While this research has relevance to both IVF treatments and stem cell therapeutics, the author´s findings also highlight the limitations of relying heavily on animal models in basic research. However, future studies will take encouragement from the observed efficiency of CRISPR/Cas9 genome editing in human zygotes, although the team proposes that higher gene-editing efficiency may be attainable through the co-injection of gene-editing components with sperm during the creation of the fertilized zygote [4].
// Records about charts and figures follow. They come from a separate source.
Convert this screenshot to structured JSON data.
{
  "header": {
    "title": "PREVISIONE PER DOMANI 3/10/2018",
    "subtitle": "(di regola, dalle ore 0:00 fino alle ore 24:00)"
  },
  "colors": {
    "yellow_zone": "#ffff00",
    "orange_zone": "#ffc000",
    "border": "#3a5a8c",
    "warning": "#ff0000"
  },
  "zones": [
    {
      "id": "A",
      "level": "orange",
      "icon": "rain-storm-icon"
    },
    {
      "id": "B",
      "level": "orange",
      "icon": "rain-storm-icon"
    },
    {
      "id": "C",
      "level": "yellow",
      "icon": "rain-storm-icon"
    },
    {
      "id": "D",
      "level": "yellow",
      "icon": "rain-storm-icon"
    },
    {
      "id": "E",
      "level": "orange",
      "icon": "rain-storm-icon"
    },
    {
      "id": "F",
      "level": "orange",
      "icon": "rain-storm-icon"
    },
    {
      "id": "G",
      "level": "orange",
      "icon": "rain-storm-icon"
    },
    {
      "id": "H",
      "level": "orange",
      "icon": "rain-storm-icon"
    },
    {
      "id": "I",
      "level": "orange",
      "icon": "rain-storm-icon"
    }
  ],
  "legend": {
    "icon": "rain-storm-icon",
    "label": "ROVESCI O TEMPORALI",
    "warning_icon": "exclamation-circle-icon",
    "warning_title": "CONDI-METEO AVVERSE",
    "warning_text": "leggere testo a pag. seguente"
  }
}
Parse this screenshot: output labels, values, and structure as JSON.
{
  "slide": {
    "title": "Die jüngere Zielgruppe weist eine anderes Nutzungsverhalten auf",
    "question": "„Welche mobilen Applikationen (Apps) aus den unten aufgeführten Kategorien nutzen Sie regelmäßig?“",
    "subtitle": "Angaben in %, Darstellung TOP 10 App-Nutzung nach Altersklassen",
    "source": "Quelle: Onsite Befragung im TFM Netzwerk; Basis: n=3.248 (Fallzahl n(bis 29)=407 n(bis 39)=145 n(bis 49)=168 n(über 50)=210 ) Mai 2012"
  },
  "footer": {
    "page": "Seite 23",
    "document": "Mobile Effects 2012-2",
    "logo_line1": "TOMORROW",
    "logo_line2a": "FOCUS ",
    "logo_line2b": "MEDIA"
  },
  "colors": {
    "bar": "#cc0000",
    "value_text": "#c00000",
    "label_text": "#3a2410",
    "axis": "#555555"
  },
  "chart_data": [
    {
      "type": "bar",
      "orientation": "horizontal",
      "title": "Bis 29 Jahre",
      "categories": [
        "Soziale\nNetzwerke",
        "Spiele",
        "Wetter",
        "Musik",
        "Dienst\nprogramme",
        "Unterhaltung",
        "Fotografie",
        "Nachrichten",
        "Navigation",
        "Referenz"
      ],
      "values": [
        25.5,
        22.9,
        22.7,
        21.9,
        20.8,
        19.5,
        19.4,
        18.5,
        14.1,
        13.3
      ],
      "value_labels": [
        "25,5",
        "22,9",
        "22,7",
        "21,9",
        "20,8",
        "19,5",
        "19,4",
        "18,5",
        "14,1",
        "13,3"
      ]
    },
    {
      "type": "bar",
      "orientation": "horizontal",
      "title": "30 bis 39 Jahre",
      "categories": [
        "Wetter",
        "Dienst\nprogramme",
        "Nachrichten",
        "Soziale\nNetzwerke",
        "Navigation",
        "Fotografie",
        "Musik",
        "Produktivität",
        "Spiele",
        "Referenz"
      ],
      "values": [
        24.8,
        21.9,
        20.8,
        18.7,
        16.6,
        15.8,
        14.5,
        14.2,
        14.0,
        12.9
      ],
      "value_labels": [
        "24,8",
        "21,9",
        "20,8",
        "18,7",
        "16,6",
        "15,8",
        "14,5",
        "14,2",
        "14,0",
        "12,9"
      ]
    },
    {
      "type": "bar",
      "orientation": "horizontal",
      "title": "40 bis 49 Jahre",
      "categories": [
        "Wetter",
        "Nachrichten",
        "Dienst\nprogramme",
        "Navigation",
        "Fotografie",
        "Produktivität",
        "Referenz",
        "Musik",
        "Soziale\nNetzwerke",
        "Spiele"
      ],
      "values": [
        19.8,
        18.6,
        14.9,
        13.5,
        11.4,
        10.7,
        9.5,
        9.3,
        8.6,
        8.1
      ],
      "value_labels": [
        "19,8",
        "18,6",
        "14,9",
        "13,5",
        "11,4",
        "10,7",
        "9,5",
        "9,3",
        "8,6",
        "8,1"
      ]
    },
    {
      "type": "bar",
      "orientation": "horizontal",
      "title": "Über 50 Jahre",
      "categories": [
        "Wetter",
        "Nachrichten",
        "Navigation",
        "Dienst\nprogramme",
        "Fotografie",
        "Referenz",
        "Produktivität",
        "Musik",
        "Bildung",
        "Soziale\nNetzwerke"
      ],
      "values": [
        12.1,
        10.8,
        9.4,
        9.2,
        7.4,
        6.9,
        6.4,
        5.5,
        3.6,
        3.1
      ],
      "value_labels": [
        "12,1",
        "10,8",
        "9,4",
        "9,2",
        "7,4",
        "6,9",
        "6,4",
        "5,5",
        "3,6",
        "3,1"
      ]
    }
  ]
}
For all the news on CRISPR/Cas9 gene editing of the human embryo, stay tuned to the Stem Cells Portal.


  1. Kang X, He W, Huang Y, et al., Introducing precise genetic modifications into human 3PN embryos by CRISPR/Cas-mediated genome editing. J Assist Reprod Genet 2016;33:581-588.
  2. Tang L, Zeng Y, Du H, et al., CRISPR/Cas9-mediated gene editing in human zygotes using Cas9 protein. Mol Genet Genomics 2017;292:525-533.
  3. Liang P, Xu Y, Zhang X, et al., CRISPR/Cas9-mediated gene editing in human tripronuclear zygotes. Protein & cell 2015;6:363-72.
  4. Ma H, Marti-Gutierrez N, Park S-W, et al., Correction of a pathogenic gene mutation in human embryos. Nature 2017;548:413-419.
  5. Fogarty NME, McCarthy A, Snijders KE, et al., Genome editing reveals a role for OCT4 in human embryogenesis. Nature 2017;550:67.